Elektrownie firmy zasilane są odpadami powęglowymi, czyli zawierającą węgiel mieszaniną pozostałą po wydobyciu surowca. Już to jest kontrowersyjne, bo usuwanie odpadów powęglowych z jednej strony pozwala na rekultywację zanieczyszczonych gruntów, czym zresztą chwali się firma. Z drugiej jednak emituje do atmosfery CO2 i szkodliwe substancje. I to w większych ilościach niż w przypadku węgla, bo do wyprodukowania podobnej ilości prądu potrzeba około dwukrotnie więcej odpadów powęglowych.
Jak pisze jednak "The Guardian", dyskusje na temat szkodliwości spalania odpadów powęglowych zeszły na drugi plan, bo firma chce wspomóc wydajność swoich elektrowni... poprzez spalanie opon. Konkretnie chodzi o sproszkowaną gumę pochodzącą ze zużytych opon, która - po dodaniu do odpadów powęglowych - pozwala zwiększyć wydajność energetyczną ze spalania.
Firma przyznaje, że już teraz musi czasami wspomagać się spalaniem opon w swoich elektrowniach. Ma też zgodę na testowe wykorzystanie opon jako paliwa. Chce jednak otrzymać pozwolenie na wykorzystanie stałe, aby opony stanowiły 15 proc. całości wykorzystywanego paliwa, co przełoży się na spalenie 78 tys. ton starych opon. - To straszne, nie mogę uwierzyć, że ludziom w ogóle wolno palić oponami - powiedziała "The Guardian" okoliczna mieszkanka.
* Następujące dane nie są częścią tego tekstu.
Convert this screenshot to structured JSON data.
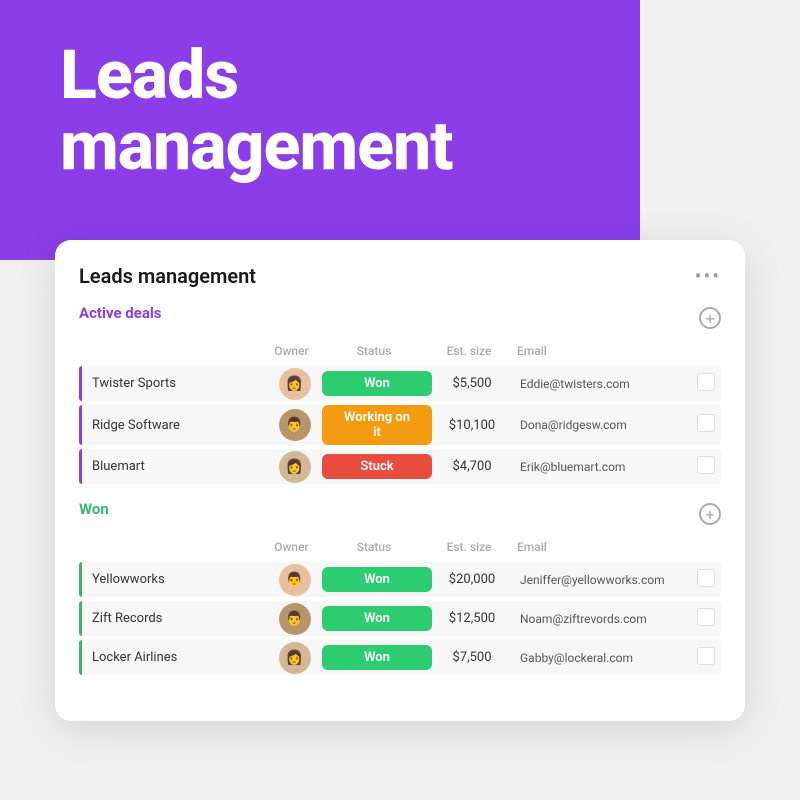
{
  "hero": {
    "title_line1": "Leads",
    "title_line2": "management"
  },
  "card": {
    "title": "Leads management",
    "more_icon": "•••",
    "active_section": {
      "label": "Active deals",
      "columns": {
        "owner": "Owner",
        "status": "Status",
        "est_size": "Est. size",
        "email": "Email"
      },
      "deals": [
        {
          "name": "Twister Sports",
          "owner_initials": "👩",
          "status": "Won",
          "status_type": "won",
          "est_size": "$5,500",
          "email": "Eddie@twisters.com"
        },
        {
          "name": "Ridge Software",
          "owner_initials": "👨",
          "status": "Working on it",
          "status_type": "working",
          "est_size": "$10,100",
          "email": "Dona@ridgesw.com"
        },
        {
          "name": "Bluemart",
          "owner_initials": "👩",
          "status": "Stuck",
          "status_type": "stuck",
          "est_size": "$4,700",
          "email": "Erik@bluemart.com"
        }
      ]
    },
    "won_section": {
      "label": "Won",
      "columns": {
        "owner": "Owner",
        "status": "Status",
        "est_size": "Est. size",
        "email": "Email"
      },
      "deals": [
        {
          "name": "Yellowworks",
          "owner_initials": "👨",
          "status": "Won",
          "status_type": "won",
          "est_size": "$20,000",
          "email": "Jeniffer@yellowworks.com"
        },
        {
          "name": "Zift Records",
          "owner_initials": "👨",
          "status": "Won",
          "status_type": "won",
          "est_size": "$12,500",
          "email": "Noam@ziftrevords.com"
        },
        {
          "name": "Locker Airlines",
          "owner_initials": "👩",
          "status": "Won",
          "status_type": "won",
          "est_size": "$7,500",
          "email": "Gabby@lockeral.com"
        }
      ]
    }
  }
}
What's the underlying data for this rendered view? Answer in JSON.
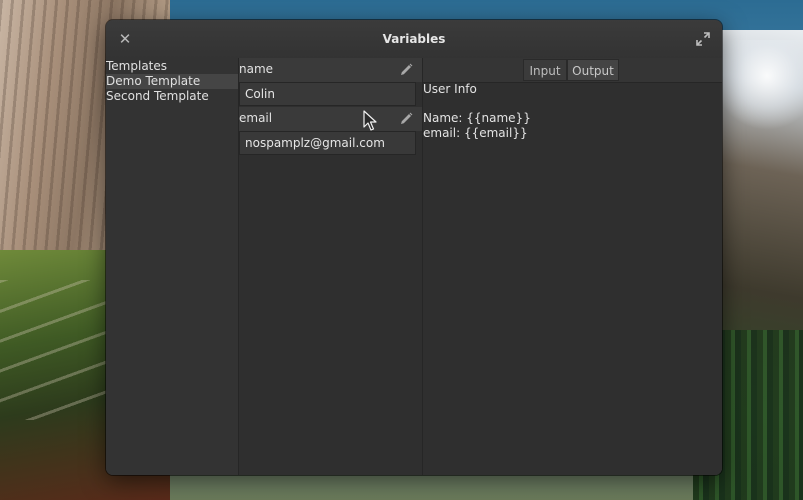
{
  "window": {
    "title": "Variables"
  },
  "sidebar": {
    "items": [
      {
        "label": "Templates",
        "selected": false
      },
      {
        "label": "Demo Template",
        "selected": true
      },
      {
        "label": "Second Template",
        "selected": false
      }
    ]
  },
  "variables": [
    {
      "name": "name",
      "value": "Colin"
    },
    {
      "name": "email",
      "value": "nospamplz@gmail.com"
    }
  ],
  "panel": {
    "tabs": [
      {
        "label": "Input",
        "active": false
      },
      {
        "label": "Output",
        "active": true
      }
    ],
    "lines": [
      "User Info",
      "",
      "Name: {{name}}",
      "email: {{email}}"
    ]
  },
  "icons": {
    "close": "close-icon",
    "maximize": "maximize-icon",
    "edit": "pencil-icon",
    "cursor": "mouse-pointer-icon"
  },
  "colors": {
    "window_bg": "#2f2f2f",
    "sidebar_bg": "#333333",
    "selected_bg": "#454545",
    "text": "#e2e2e2"
  }
}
Jak pisze brytyjska gazeta, w przeszłości amerykańska Agencja Ochrony Środowiska (na zarchiwizowanej stronie internetowej z 2016 roku) uznawała wykorzystywanie zużytych opon w formie paliwa za "korzystne zastosowanie". Jak wynika z tego artykułu, lepszą praktyką jest odzyskiwanie energii z opon niż ich składowanie. Ekolodzy są jednak przeciwni takim praktykom, bo opony zawierają wiele wysoce toksycznych substancji chemicznych.
Charles McPhedran, prawnik z kancelarii Earthjustice, chce uniemożliwić firmie otrzymanie pozwolenia na permanentne palenie oponami. Jego zdaniem taki sposób ich "utylizacji" powinien być ostatecznością. A w tym przypadku chodzi o wykorzystanie opon do produkcji wirtualnej waluty, która okolicznym mieszkańcom nie przysporzy się w żaden sposób.